Altro tema spinoso è quello relativo alle disposizioni in materia di prevenzione della violenza giovanile per il quale si modifica la disciplina della misura di prevenzione personale dell’ ”avviso orale”, un ammonimento. In particolare, si prevede che il Questore possa proporre all’Autorità giudiziaria di vietare, a determinati soggetti di età superiore ai 14 anni, di possedere o utilizzare telefoni cellulari e altri dispositivi per le comunicazioni dati e voce quando il loro uso è servito per la realizzazione o la divulgazione delle condotte che hanno determinato il reato. Sul come sarà possibile controllare questo aspetto e a chi sarà affidato questo compito, questo è ancora tutto da vedere e capire, con il rischio che tutto questo si traduca più in extra costi per le aziende che dovranno adeguarsi per monitorare il rispetto della norma che non effettivamente l’osservanza della norma stessa.

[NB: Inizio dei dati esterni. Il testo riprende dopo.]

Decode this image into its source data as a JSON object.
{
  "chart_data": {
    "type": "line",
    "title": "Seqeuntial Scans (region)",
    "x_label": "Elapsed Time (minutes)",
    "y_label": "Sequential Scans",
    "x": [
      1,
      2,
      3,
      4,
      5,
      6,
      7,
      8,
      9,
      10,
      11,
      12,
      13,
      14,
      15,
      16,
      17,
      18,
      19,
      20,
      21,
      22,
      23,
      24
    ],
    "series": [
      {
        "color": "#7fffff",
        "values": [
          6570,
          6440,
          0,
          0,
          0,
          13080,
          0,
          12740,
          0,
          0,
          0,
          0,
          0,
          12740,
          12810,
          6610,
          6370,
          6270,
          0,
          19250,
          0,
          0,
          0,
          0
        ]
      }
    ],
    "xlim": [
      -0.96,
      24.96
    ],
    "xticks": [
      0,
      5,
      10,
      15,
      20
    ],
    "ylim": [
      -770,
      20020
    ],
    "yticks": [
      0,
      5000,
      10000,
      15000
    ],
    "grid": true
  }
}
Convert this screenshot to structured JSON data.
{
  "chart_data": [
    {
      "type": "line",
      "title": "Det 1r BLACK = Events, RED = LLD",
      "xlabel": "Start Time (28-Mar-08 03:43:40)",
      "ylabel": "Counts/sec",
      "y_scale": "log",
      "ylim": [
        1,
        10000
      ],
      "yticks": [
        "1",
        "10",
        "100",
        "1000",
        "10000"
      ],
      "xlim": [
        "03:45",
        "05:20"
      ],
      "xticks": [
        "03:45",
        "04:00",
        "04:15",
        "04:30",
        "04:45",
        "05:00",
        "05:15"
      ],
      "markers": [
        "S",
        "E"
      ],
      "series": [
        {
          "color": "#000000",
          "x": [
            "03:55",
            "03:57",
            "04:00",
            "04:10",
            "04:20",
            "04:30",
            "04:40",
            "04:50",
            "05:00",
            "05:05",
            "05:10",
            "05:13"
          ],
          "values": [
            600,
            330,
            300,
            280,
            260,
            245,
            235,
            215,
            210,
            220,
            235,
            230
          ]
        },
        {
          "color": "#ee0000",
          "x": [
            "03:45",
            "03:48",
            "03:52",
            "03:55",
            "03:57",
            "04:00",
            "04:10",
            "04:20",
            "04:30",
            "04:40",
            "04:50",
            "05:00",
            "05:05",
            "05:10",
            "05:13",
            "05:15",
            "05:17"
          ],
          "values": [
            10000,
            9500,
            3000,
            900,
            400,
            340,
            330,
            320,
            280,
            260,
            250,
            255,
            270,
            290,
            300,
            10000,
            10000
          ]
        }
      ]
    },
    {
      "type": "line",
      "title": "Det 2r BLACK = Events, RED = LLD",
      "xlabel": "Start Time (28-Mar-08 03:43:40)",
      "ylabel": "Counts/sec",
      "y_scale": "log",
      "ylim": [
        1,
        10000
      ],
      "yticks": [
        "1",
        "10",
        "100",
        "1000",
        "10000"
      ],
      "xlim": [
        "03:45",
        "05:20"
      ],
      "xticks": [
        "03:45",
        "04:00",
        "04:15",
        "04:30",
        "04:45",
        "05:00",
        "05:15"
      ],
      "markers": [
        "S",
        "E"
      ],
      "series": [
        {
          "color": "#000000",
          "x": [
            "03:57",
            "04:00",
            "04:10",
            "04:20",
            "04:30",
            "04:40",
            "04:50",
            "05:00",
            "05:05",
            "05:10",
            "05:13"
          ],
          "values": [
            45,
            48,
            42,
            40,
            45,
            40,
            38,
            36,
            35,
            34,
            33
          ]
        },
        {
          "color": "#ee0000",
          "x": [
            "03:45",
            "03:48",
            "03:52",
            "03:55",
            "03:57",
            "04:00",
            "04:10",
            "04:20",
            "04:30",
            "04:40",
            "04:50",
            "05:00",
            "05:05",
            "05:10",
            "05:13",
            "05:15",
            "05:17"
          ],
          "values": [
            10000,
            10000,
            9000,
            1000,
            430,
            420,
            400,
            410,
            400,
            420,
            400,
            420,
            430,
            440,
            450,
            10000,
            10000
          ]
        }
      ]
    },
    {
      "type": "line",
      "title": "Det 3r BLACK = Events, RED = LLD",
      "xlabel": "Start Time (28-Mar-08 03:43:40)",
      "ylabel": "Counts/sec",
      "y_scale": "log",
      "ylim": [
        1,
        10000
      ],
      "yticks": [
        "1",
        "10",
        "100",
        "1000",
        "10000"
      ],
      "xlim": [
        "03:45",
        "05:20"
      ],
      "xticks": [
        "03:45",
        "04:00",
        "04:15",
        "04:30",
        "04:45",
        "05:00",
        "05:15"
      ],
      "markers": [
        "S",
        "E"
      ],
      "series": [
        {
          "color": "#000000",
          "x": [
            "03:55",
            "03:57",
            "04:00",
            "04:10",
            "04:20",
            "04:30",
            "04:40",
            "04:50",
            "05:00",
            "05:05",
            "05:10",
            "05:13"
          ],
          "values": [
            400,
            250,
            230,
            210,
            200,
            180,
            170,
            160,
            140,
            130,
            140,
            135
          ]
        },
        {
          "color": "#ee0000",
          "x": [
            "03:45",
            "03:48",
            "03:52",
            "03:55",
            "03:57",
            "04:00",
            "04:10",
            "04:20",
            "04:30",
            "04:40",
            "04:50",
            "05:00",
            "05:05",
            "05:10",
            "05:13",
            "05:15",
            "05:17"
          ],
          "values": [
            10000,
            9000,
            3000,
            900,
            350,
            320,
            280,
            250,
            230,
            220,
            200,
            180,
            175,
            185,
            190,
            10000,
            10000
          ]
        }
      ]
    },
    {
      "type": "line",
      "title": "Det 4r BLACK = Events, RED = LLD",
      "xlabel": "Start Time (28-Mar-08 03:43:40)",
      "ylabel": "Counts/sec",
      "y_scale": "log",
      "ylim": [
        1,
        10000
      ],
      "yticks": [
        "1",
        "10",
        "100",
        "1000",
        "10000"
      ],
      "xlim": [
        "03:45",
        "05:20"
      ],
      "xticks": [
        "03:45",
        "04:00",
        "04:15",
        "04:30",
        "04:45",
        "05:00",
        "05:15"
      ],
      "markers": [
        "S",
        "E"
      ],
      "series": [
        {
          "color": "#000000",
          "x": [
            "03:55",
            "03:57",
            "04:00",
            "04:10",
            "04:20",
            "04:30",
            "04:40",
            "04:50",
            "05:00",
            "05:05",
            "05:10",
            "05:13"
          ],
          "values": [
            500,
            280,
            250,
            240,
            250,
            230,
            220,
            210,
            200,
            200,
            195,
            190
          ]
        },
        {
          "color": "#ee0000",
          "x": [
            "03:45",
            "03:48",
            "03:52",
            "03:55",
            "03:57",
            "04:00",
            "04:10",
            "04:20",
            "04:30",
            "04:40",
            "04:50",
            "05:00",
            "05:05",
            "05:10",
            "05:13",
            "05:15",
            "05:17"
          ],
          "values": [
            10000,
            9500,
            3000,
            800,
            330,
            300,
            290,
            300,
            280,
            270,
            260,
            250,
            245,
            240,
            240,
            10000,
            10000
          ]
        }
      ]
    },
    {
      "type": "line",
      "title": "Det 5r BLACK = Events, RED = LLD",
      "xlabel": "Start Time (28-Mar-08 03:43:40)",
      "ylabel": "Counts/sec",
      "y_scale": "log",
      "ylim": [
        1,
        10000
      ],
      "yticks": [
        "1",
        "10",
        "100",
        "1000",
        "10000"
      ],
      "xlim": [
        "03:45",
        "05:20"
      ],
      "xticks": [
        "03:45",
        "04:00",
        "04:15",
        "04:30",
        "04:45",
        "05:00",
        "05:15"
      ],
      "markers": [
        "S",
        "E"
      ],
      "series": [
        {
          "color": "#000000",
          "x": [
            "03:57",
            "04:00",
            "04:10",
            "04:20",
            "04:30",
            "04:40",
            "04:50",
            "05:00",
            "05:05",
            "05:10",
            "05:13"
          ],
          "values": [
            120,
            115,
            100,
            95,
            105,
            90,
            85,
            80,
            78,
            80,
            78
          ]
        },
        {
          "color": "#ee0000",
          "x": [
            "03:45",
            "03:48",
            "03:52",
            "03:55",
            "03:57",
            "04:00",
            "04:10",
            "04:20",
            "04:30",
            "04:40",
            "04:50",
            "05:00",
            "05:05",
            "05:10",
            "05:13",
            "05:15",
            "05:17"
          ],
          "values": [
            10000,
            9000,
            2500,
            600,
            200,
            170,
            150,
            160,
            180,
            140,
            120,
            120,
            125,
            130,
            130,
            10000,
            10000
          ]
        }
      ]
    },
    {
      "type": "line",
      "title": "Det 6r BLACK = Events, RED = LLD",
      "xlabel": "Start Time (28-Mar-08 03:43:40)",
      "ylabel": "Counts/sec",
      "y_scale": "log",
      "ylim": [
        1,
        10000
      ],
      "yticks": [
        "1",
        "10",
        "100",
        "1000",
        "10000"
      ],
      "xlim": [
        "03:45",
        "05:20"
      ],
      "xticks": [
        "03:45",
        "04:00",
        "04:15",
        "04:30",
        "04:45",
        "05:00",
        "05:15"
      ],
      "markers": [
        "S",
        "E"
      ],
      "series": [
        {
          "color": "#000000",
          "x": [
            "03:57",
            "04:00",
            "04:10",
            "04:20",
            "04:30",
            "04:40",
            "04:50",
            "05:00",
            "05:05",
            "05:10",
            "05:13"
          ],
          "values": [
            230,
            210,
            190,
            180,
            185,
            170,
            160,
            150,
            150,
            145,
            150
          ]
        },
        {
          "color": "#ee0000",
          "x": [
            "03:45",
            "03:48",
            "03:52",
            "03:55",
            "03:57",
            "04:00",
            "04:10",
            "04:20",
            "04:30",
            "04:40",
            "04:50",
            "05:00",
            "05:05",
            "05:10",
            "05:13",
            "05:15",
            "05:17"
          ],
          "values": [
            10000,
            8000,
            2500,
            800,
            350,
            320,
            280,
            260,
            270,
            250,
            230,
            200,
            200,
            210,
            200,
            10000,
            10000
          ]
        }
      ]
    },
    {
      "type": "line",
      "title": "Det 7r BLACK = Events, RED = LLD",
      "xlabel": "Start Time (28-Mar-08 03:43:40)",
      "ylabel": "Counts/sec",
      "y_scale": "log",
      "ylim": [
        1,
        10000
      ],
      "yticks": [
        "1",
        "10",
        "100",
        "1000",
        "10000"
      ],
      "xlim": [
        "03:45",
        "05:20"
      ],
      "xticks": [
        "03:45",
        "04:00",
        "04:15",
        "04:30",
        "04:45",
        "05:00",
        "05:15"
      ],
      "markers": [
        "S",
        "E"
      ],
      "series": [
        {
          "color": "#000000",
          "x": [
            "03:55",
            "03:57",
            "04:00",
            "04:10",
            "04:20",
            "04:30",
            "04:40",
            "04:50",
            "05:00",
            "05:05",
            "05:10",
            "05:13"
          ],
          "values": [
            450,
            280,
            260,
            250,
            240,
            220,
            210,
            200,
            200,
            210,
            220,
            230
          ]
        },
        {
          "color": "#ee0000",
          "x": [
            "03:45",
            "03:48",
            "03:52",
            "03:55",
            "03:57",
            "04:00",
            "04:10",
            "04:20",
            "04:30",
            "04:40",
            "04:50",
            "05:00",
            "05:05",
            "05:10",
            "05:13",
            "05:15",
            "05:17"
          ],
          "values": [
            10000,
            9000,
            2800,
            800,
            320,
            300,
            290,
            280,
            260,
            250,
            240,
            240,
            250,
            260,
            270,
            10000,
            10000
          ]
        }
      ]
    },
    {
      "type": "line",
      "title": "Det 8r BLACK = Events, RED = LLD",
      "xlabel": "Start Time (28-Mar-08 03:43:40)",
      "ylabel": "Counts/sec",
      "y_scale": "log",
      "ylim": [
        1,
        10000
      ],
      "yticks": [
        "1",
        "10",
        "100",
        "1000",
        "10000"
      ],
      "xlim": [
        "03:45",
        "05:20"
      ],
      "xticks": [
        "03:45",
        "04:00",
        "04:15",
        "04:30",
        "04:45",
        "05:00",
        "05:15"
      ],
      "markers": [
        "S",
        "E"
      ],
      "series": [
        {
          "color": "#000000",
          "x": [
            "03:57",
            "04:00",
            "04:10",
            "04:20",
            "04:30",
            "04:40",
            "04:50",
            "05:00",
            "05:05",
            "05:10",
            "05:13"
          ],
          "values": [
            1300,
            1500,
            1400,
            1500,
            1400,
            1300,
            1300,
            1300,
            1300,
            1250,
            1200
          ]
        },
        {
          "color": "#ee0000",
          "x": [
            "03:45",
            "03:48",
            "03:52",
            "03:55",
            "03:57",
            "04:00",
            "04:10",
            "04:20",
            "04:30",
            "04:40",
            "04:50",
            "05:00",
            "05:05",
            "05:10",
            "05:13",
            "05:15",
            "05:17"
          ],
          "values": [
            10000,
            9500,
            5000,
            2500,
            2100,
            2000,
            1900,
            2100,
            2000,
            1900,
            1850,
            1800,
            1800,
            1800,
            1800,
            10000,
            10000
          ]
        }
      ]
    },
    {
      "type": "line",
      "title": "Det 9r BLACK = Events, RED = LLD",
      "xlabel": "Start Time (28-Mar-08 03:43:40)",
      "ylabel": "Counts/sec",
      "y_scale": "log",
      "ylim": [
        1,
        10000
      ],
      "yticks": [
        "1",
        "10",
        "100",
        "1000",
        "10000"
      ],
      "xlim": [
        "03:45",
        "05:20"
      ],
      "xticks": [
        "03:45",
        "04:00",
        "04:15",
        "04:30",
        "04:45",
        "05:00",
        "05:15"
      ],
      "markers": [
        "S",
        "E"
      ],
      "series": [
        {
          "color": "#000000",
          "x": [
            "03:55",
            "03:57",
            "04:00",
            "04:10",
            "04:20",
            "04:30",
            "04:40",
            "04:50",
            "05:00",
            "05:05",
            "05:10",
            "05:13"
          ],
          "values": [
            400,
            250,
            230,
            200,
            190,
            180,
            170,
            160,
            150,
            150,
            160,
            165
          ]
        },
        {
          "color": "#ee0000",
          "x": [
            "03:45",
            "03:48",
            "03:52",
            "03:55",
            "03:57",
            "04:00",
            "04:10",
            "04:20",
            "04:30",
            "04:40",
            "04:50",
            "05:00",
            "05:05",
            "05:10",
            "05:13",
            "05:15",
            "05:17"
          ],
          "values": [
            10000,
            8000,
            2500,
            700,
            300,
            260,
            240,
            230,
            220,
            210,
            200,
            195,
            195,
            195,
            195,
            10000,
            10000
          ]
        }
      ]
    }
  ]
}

Questo è quanto dice il testo del Dl Caivano. Questo è quanto entrerà in vigore da quando il decreto sarà pubblicato in gazzetta, al netto di quelle che potranno essere le modifiche che potrebbe apportare il Parlamento. Poi c’è il paese reale. Quello in cui le cose non si risolvono con una retata o con qualche proclamo. E neanche con la ritorsione, probabilmente. Certo, da qualche parte si deve pur iniziare. Il punto è che forse si sarebbe dovuto iniziare nell’investire in scuole, insegnanti, assistenti sociali, educatori, attività culturali e sportive ma anche nel portare l’educazione sessuale nelle scuole e soprattutto sostenere le famiglie sia dal punto di vista dell’assistenza, sia nell’occupazione lavorativa. Questo avrebbe significato cercare di prevenire. Il Governo ha scelto di curare.